Em consequência, há uma área territorial ampliada na Justiça Federal, que, por ter sido inicialmente criada com varas federais instaladas nas capitais dos estados, compreende (até hoje) todo o território da seção judiciária, equivale à área de cada estado ou do DF.

Por isso, a jurisdição dos juízos federais de cada seção judiciária pode ser (em tese) exercida em toda a área territorial nela inserida, que compreende o território estadual. Isso não significa que cada juiz federal pode exercer as suas funções em todo o estado, mas sim que, na distribuição da jurisdição em áreas de competência territorial, o tribunal pode dividi-la em um município, em alguns municípios ou em todos os municípios do estado.

Por essa razão, por exemplo, foi possível a especialização de varas criminais da Justiça Federal nos crimes de lavagem de dinheiro e contra o Sistema Financeiro Nacional, instituída pela Resolução nº 314/2003 do Conselho da Justiça Federal. A norma autoriza a criação de varas federais com competência especializada nos crimes citados, o que, com base na divisão territorial em seções judiciárias, levou à criação de unidades judiciárias nas três capitais dos estados que compõem a 4ª Região da Justiça Federal, competentes sobre toda a extensão de cada seção judiciária.

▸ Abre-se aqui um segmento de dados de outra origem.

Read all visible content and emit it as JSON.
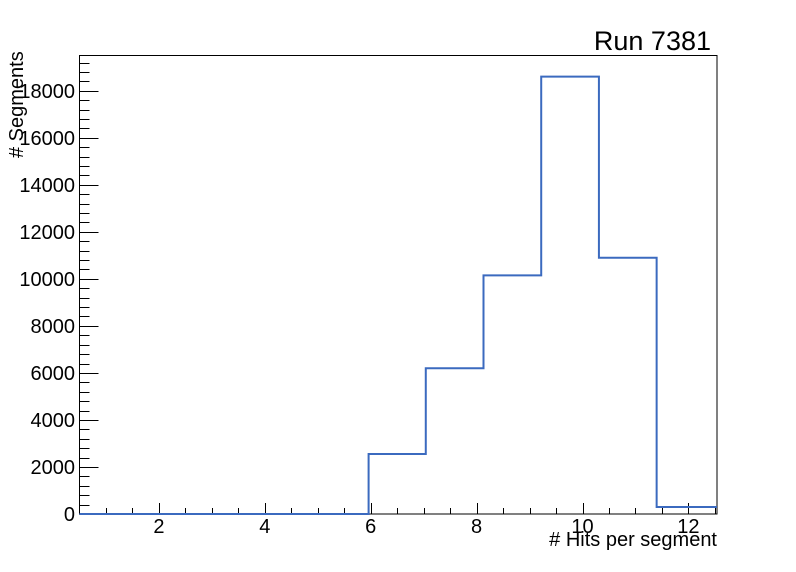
{
  "window": {
    "background": "#ffffff"
  },
  "chart_data": {
    "type": "histogram",
    "title": "Run 7381",
    "xlabel": "# Hits per segment",
    "ylabel": "# Segments",
    "xlim": [
      0.5,
      12.54
    ],
    "ylim": [
      0,
      19500
    ],
    "x_major_ticks": [
      2,
      4,
      6,
      8,
      10,
      12
    ],
    "x_minor_step": 0.5,
    "y_major_ticks": [
      0,
      2000,
      4000,
      6000,
      8000,
      10000,
      12000,
      14000,
      16000,
      18000
    ],
    "y_minor_step": 400,
    "grid": false,
    "legend": false,
    "bin_edges": [
      0.5,
      5.96,
      7.04,
      8.13,
      9.22,
      10.31,
      11.4,
      12.54
    ],
    "counts": [
      0,
      2550,
      6200,
      10150,
      18600,
      10900,
      300
    ],
    "line_color": "#3b6abf",
    "axis_color": "#000000",
    "text_color": "#000000"
  }
}
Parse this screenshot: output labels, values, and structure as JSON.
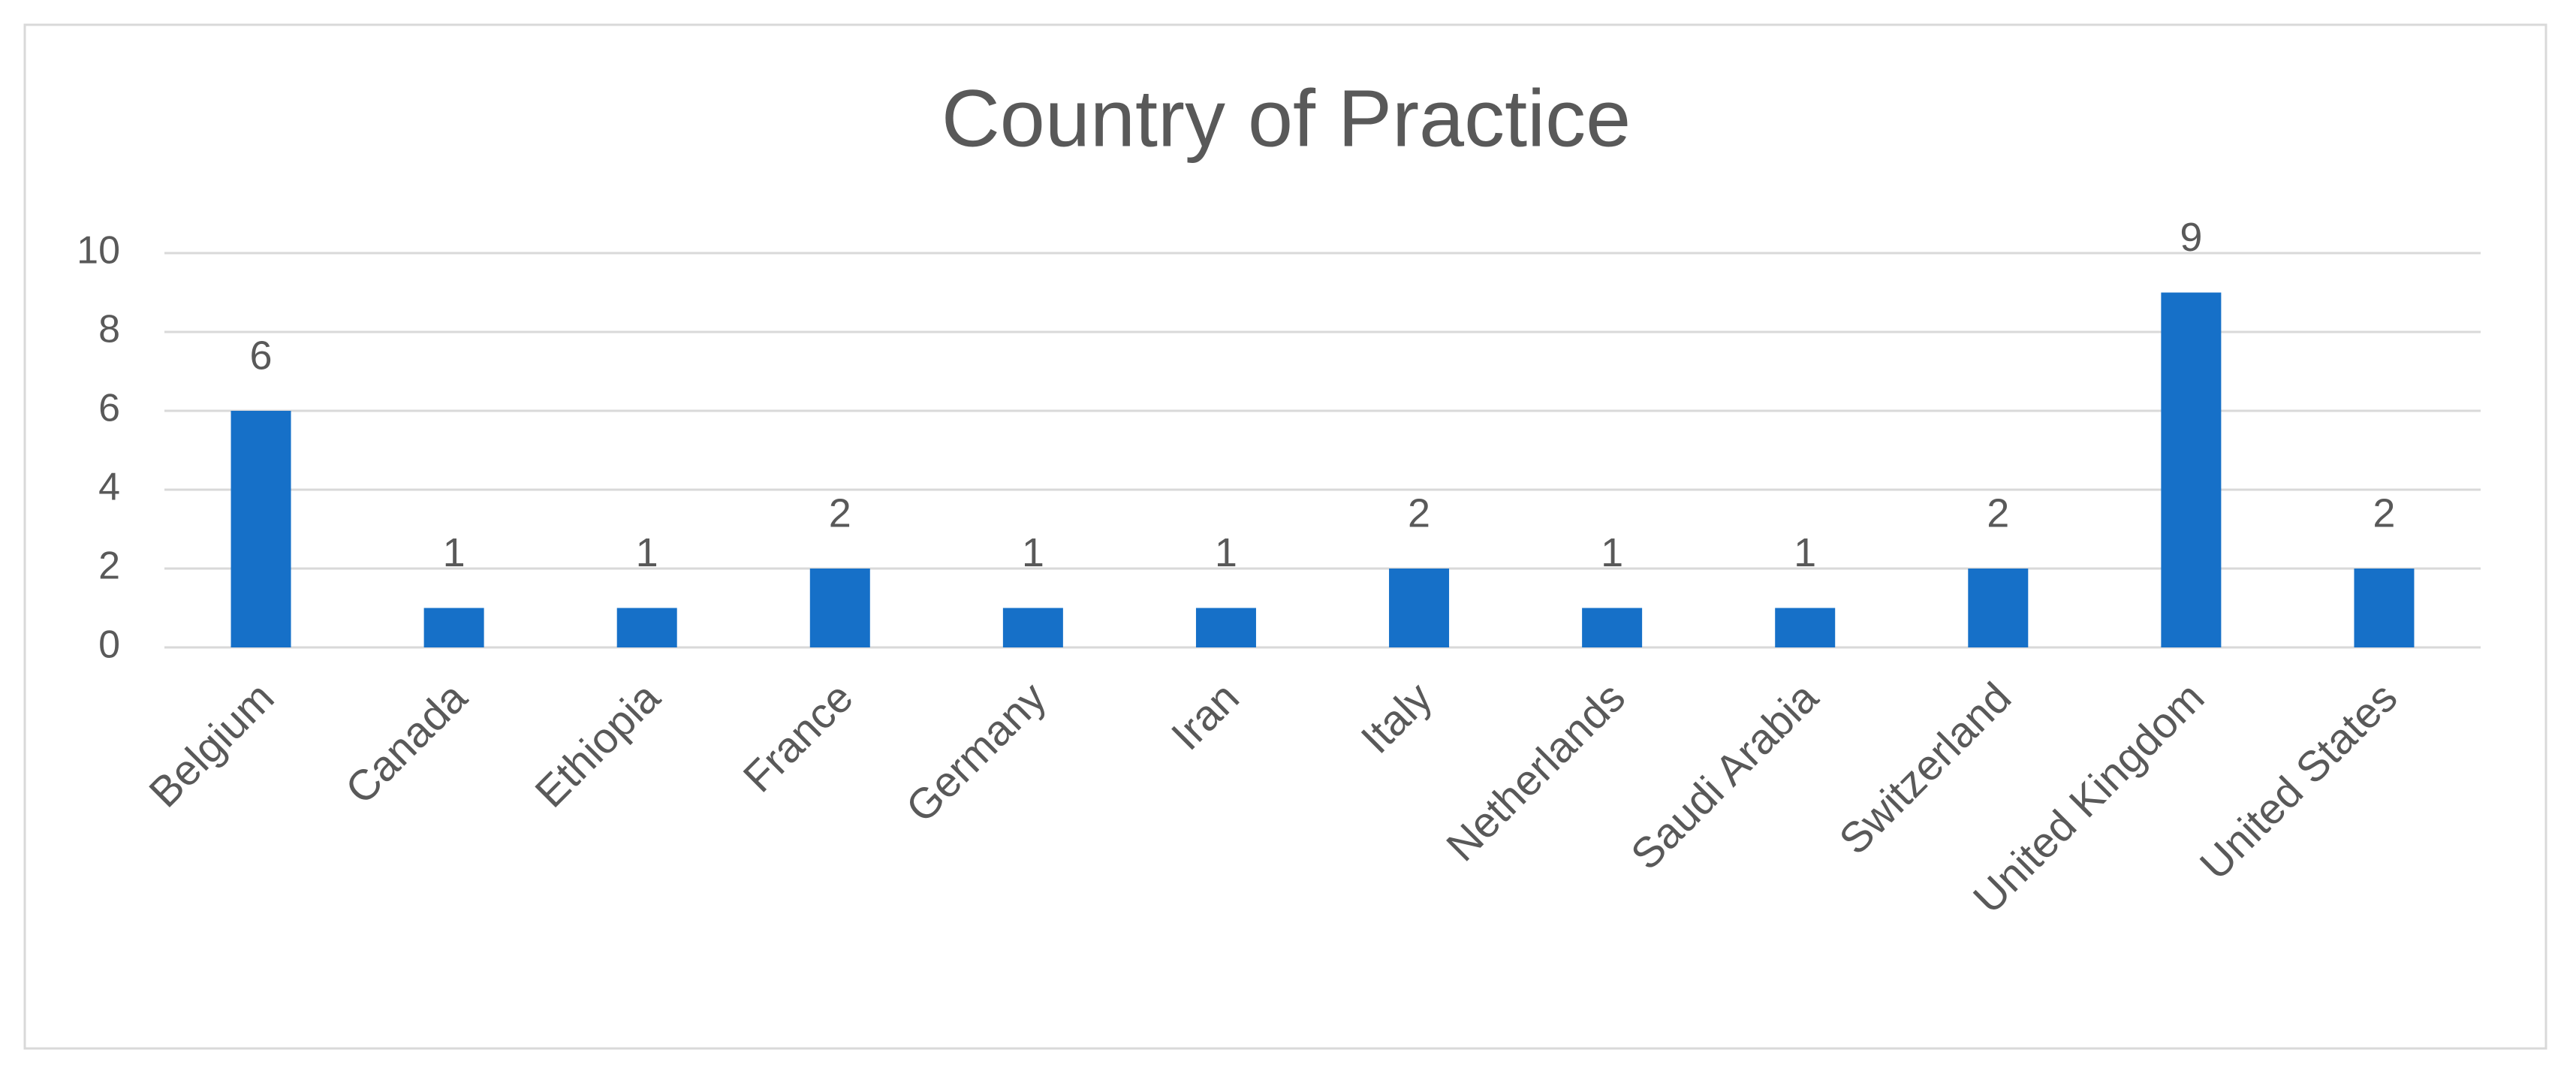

O Conselho Nacional de Justiça já apreciou a questão sob a perspectiva da regionalização de plantão e afastou a alegação de inconstitucionalidade dos atos impugnados (provimentos do Tribunal de Justiça do Mato Grosso que vinculavam os juízes de plantão a um polo regional, formado por mais de uma comarca): “(...) 4. O plantão judiciário não viola o princípio do juiz natural por ser regra que tem fundamento de validade no texto constitucional (artigo 93, inciso XII, e artigo 96, inciso I, alínea a, ambos da Constituição Federal) (...)” (PCA 0002321-81.2013.2.00.0000, rel. Conselheira Gisela Gondin Ramos, j. 23.09.2013, 175ª Sessão Ordinária).

Da mesma forma, o CNJ decidiu que os tribunais têm competência para dispor sobre especialização de varas, porque se trata de matéria inerente à organização judiciária:

(...) a proposição de criação de novas varas, a distribuição de funções e competências entre os órgãos jurisdicionais, bem como a alteração da organização e da divisão judiciárias são de incumbência privativa dos tribunais, obedecendo ao juízo de conveniência e oportunidade orientado por cronogramas de trabalho elaborados a partir de critérios técnicos e ordens prioritárias de atividades. (...) (PCA 0000595-04.2015.2.00.0000, rel. Conselheiro Carlos Augusto de Barros Levenhagen, j. 01.12.2015, 4ª Sessão Virtual)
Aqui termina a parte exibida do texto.